Im Zentrum der Macht gibt es Anzeichen dafür, dass die Korruption unter der Herrschaft der Regierungskoalition PAN-PRI in einem noch nie da gewesenen Ausmaß um sich gegriffen hat. Ein Beispiel dafür ist die Affäre um den chinesischen Chemikalienhändler Zhen Li Ygon, in dessen Wohnung während des Präsidentenwahlkampfs 2006 an die 205 Millionen Dollar in bar deponiert wurden. Den Aussagen von Zhen zufolge geschah dies im Auftrag des damaligen Wahlkampfmanagers der PAN und heutigen Parteichefs, was dieser natürlich in Abrede stellte. Das Geld wurde sofort nach der Beschlagnahmung auf eine US- amerikanische Bank überwiesen, um etwaige Spuren zu verwischen. Zudem wurden Beamte der Finanzpolizei, die die in Koffern deponierten Geldscheine abgeholt und registriert hatten, in der Zwischenzeit ermordet. Gegen Zhen, der sich nach seiner Flucht in die USA in Haft befindet, läuft derzeit ein Auslieferungsbegehren der mexikanischen Regierung.
Der Fall um den "Chino" gab natürlich in der mexikanischen Öffentlichkeit Anlass zu verschiedensten Gerüchten. War das Geld für den Wahlkampf bestimmt, wie die einen sagen? Oder waren es Mittel der CIA, die dazu hätten dienen sollen, vor dem Hintergrund eines damals als wahrscheinlich geltenden Wahlsiegs von López Obrador Under-cover-Operationen nach dem Vorbild von Iran- und Contragate durchzuführen? Die Antwort steht unter dem Sternenbanner.

Widerstand formiert sich

Angesichts der angespannten Lage polarisieren sich die Kräfte auch auf der Seite der Opposition und des Widerstands.
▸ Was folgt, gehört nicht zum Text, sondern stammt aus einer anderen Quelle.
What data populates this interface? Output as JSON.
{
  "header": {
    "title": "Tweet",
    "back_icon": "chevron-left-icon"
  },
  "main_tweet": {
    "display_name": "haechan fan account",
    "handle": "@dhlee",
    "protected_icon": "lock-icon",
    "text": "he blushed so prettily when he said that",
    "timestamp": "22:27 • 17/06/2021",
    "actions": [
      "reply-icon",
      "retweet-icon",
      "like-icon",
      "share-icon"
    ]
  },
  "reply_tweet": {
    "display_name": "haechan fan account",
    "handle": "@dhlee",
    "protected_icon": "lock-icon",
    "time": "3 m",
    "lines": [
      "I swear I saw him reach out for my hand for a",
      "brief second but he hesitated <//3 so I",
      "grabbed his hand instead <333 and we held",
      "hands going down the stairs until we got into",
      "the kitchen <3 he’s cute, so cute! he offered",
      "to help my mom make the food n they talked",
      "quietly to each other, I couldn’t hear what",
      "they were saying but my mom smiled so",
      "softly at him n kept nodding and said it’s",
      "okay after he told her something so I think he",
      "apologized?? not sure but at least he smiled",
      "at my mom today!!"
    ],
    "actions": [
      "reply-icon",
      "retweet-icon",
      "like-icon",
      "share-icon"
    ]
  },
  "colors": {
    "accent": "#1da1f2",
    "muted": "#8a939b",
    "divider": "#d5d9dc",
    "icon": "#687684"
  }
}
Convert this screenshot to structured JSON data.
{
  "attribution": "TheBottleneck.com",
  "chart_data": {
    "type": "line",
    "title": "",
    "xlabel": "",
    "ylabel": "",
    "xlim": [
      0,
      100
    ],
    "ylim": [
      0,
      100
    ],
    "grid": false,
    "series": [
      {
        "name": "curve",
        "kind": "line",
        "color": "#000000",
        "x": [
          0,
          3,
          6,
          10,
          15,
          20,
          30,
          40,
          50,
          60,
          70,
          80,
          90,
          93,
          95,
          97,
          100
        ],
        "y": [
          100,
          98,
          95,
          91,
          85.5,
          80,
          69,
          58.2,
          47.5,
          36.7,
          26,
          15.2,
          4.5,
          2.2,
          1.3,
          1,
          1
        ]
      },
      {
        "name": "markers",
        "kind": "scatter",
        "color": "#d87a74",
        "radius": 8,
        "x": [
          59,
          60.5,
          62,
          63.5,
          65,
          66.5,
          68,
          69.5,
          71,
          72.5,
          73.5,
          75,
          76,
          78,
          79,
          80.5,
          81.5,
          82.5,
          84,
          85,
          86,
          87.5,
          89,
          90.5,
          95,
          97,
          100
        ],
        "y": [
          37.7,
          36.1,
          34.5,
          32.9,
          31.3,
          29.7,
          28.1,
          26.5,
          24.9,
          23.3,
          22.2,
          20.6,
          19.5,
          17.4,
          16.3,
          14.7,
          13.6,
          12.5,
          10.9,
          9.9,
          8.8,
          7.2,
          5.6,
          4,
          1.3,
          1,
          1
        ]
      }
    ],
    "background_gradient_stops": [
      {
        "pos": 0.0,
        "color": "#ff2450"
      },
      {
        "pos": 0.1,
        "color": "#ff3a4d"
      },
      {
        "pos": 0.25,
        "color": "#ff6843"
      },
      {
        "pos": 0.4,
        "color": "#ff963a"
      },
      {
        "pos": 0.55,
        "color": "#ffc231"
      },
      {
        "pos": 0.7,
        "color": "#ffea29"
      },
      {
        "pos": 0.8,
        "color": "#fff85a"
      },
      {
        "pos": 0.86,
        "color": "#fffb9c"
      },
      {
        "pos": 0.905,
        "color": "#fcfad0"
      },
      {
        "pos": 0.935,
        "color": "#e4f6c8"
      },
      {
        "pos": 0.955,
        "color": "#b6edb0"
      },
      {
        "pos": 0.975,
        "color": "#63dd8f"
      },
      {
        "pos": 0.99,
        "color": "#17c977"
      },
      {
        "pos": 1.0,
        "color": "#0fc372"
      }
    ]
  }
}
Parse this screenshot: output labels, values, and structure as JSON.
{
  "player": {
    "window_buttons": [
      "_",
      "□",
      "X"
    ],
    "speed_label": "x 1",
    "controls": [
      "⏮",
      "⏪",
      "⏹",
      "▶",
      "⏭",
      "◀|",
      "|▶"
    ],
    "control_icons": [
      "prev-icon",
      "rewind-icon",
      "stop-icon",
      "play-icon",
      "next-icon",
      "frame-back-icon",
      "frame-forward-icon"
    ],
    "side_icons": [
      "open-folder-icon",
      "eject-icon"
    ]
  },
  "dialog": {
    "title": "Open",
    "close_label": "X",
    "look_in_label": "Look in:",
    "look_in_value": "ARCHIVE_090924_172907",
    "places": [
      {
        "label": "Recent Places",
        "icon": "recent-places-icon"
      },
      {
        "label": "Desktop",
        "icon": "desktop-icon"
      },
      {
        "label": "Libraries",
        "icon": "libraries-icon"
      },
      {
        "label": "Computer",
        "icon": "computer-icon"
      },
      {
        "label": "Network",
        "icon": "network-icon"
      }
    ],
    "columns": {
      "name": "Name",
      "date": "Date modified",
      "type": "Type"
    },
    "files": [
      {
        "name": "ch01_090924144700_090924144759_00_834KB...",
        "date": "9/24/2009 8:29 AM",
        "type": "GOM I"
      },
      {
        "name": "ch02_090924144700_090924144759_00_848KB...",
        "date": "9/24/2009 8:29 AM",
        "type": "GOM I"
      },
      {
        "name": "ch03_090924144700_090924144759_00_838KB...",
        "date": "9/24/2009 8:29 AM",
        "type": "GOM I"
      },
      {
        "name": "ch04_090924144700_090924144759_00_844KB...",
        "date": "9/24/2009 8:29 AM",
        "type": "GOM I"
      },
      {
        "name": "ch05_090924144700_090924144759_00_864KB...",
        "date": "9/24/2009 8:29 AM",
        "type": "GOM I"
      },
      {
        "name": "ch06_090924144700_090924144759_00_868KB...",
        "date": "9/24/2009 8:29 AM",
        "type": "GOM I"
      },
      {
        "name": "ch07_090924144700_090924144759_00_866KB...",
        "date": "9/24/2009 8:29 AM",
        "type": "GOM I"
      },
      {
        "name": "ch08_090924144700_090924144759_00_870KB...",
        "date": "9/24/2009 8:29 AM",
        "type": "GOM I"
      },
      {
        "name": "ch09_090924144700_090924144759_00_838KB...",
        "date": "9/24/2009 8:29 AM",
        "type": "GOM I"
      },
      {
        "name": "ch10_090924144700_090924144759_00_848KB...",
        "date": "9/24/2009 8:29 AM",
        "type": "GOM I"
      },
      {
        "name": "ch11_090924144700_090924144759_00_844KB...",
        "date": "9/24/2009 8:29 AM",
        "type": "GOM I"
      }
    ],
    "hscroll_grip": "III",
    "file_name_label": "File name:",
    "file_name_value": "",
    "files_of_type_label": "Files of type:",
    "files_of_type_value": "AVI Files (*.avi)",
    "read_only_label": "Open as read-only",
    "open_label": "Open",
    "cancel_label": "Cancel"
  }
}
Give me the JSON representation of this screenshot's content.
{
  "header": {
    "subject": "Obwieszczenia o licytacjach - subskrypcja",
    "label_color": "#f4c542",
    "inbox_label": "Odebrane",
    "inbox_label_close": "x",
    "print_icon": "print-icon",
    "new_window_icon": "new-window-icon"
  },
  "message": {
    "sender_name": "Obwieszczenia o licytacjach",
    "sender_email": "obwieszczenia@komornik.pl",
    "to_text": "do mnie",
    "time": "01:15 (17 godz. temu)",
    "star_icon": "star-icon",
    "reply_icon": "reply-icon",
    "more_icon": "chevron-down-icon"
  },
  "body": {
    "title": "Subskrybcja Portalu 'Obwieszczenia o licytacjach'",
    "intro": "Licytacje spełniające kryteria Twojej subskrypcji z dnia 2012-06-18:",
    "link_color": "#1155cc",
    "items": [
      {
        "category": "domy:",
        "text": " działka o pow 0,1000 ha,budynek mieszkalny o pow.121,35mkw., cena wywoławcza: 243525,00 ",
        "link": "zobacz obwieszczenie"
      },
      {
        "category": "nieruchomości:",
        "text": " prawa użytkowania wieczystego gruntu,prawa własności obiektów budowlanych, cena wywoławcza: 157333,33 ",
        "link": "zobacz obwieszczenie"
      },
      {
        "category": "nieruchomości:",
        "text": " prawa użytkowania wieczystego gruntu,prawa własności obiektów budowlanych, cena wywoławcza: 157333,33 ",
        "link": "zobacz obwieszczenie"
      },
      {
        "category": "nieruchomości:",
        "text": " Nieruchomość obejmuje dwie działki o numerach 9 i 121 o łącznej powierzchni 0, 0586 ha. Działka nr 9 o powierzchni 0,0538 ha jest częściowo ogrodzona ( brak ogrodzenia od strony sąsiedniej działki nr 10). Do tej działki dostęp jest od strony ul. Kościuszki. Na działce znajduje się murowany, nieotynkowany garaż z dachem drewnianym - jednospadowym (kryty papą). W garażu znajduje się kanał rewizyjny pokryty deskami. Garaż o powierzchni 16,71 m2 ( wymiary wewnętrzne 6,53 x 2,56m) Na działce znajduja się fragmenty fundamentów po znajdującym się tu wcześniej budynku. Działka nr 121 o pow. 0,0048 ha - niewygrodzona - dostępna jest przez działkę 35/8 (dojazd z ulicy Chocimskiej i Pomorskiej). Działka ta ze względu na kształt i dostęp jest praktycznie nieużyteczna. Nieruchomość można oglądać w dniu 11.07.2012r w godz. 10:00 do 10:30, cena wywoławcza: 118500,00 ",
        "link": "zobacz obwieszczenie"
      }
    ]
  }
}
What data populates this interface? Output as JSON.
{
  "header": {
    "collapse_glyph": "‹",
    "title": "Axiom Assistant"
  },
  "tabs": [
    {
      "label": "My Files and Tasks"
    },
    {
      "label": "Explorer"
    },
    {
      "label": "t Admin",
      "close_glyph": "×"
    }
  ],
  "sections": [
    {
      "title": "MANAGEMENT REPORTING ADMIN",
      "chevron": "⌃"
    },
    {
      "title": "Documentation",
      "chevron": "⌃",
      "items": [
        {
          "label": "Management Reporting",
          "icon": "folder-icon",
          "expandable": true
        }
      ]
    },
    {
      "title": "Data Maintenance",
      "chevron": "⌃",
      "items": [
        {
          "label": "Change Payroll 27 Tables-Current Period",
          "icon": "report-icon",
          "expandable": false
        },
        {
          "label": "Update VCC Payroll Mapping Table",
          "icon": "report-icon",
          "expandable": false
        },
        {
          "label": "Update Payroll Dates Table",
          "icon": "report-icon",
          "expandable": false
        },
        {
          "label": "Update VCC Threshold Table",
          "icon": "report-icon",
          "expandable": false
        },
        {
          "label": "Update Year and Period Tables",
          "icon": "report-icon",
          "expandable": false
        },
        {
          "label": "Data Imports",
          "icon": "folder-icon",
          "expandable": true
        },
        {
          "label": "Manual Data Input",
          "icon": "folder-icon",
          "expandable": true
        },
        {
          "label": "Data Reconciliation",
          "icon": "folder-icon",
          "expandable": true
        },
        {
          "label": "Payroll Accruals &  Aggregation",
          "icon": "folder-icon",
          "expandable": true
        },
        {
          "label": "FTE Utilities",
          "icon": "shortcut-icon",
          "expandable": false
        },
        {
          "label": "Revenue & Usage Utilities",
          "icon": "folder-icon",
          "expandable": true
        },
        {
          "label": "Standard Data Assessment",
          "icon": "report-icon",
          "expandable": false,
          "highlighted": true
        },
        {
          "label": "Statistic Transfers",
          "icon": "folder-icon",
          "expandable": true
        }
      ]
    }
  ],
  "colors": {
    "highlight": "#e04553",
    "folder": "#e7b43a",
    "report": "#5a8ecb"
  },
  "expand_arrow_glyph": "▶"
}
In Mexiko gibt es derzeit eine ganze Bandbreite von sozialen Bewegungen, zu denen die Gewerkschafter der ISSSTE, die Bauern von La Parrota und die Aufständischen von Atenco ebenso zählen wie die Anhänger der zapatistischen Befreiungsarmee EZLN und der Widerstand der Volksbewegung in Oaxaca, der trotz der heftigen Repressionswelle im November vergangenen Jahres weitergeht.
Im Juni dieses Jahres gingen in Oaxaca erneut über 10000 Menschen auf die Straße, und derzeit bereiten sich die verschiedensten Bauernorganisationen auf eine große Mobilisierung an der vermauerten Grenze zu den USA vor, wo am 1.Januar 2008 die letzte Etappe des NAFTA-Vertrags in Kraft treten soll, der den ungehinderten und zollfreien Import von landwirtschaftlichen Produkten aus den USA ermöglichen soll.
Was das für ein Land bedeutet, in dem über 50% der Bevölkerung nach wie vor auf dem Land leben, ist kaum vorstellbar; zumal gleichzeitig ein Großteil der Maisproduktion in diesem Jahr für den Export in die USA bestimmt ist, wo er zu Ethanol verarbeitet werden soll, um das erwartete Erdöldefizit der USA abzudecken. So soll etwa der gesamte Maisvorrat in Sinaloa noch dieses Jahr in die USA exportiert werden, was den Preis für die Tortillas — das Grundnahrungsmittel aus Maisfladen — sprunghaft von 8 auf 18 Pesos je Kilo treiben wird.
Soziale Konflikte sind also vorprogrammiert. Es gibt keinerlei Anzeichen dafür, dass sie politisch gelöst werden können, u.a. weil die Oppositionspartei PRD in sich gespalten ist: in einen institutionellen Flügel, der aus Abgeordneten, Senatoren und gut bezahlten Mitgliedern von immer weniger Landesregierungen besteht, und die Anhängerschaft des ausgetricksten Präsidentschaftskandidaten López Obrador, der sich am 20.November des vergangenen Jahres von Millionen von Menschen als "presidente legítimo" ausrufen ließ und inzwischen eine Art Gegenregierung zusammengestellt hat, die die Regierung Calderón nach wie vor nicht anerkennt.
Angesichts dieser inneren Polarisierung des Landes gleicht die gegenwärtige Lage in Mexiko einer Ruhe vor einem allseits erwarteten Sturm. Die meisten sozialen Bewegungen bereiten sich in ihren strategischen Plänen auf einen längeren Kampf vor, der zum Jahreswechsel beginnen soll und 2010 in eine kritische Phase gehen würde. Auf Subcomandante Marcos geht die Einschätzung zurück, das Jahr 2010 — genau 200 Jahre nach der Unabhängigkeit und 100 Jahre nach dem Beginn der mexikanischen Revolution — könnte zum Schlüsseljahr für ein mögliches Auseinanderbrechen des politischen Systems werden; ihr ist durchaus etwas abzugewinnen.
Vielleicht behalten aber doch die Mayas Recht, deren Kalender für 2012 das Ende eines historischen Zyklus voraussieht, was manche als den "Untergang der Welt" interpretieren. Die Antwort darauf steht wie immer in den Sternen.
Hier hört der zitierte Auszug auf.